Y no nos libramos de las bodas y los entierros. Fuimos juntos a las bodas de algunos amigos en la ciudad. Las dos últimas que recuerdo fueron las de Rafael e Ignacio Artal, los hijos de nuestro amigo Ángel. Las ceremonias fueron en San Pablo y  San Cayetano, y los banquetes -en homenaje a Buñuel, por aquello del discreto encanto de la burguesía- en el Gran Hotel de la calle Joaquín Costa, el hotel más decadente y con más glamour de la ciudad. Esos días José Antonio se ponía traje y corbata.

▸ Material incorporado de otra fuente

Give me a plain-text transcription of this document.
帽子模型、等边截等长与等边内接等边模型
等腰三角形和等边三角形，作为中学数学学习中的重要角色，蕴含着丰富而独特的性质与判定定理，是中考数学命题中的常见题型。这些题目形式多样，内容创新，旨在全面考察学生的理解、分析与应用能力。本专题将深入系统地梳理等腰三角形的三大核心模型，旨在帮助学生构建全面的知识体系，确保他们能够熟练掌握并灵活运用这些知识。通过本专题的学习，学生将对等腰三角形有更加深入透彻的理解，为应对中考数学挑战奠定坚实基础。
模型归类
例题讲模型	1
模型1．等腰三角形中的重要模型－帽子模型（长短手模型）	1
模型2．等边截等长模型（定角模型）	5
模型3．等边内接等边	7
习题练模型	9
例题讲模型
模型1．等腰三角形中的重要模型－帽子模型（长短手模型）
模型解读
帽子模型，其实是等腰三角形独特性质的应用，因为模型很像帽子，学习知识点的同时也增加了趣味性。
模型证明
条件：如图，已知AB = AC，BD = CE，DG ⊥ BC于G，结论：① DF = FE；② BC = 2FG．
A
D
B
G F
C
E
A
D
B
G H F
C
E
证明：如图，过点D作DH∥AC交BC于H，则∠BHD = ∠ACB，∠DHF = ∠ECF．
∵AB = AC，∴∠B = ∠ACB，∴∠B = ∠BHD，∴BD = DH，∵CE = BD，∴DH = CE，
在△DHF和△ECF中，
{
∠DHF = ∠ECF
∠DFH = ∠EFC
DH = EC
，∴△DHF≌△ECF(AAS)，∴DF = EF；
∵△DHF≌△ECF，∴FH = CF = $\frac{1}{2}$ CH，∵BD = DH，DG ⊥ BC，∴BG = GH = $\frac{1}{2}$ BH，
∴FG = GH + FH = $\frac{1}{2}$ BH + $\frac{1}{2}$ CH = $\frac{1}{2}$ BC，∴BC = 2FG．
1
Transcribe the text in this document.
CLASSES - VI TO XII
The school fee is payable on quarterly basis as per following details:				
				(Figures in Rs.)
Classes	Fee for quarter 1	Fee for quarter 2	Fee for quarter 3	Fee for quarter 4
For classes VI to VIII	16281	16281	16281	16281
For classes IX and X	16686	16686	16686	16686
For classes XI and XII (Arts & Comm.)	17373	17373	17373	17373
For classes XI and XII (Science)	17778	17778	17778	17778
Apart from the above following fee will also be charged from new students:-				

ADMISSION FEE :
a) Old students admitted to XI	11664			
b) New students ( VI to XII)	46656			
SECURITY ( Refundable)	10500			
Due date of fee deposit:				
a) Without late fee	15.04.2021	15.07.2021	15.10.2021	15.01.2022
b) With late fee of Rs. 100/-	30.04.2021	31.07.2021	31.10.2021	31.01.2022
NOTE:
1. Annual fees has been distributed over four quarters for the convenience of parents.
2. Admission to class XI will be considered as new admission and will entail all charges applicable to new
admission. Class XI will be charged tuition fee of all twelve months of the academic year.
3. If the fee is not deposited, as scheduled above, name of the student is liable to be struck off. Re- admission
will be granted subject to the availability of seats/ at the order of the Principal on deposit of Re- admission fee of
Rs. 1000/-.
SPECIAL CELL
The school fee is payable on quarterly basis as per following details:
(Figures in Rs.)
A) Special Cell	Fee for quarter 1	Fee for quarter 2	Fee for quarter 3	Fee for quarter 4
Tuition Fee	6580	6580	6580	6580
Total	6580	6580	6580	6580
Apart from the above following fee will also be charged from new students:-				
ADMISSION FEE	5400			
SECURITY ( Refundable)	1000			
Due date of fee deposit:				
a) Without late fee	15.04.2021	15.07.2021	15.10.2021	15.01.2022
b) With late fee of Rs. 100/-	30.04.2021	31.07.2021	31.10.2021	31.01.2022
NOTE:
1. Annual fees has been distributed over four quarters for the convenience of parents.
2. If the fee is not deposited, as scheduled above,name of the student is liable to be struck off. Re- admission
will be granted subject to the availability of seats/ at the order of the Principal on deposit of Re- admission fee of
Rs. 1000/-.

De los entierros en Torrero prefiero no acordarme pese a que no han sido pocas las veces que tuvimos que subir hasta allí juntos.

Buena parte de su vida la pasó José Antonio Labordeta en Zaragoza, la ciudad en la que había nacido y a la que, pese a todas las críticas que pudiera hacerle, desencuentros y contrariedades, le tenía un “cariño ancestral”. En esta “vetusta ciudad, vieja como ninguna”, como él la llamó, pasamos José Antonio y yo algunos de nuestros mejores momentos, siempre rodeados de buenos amigos. Esos recuerdos zaragozanos me servirán para hacer más llevadera su ausencia. Si es que alguna vez su ausencia podrá hacerse llevadera para quienes tanto lo quisimos.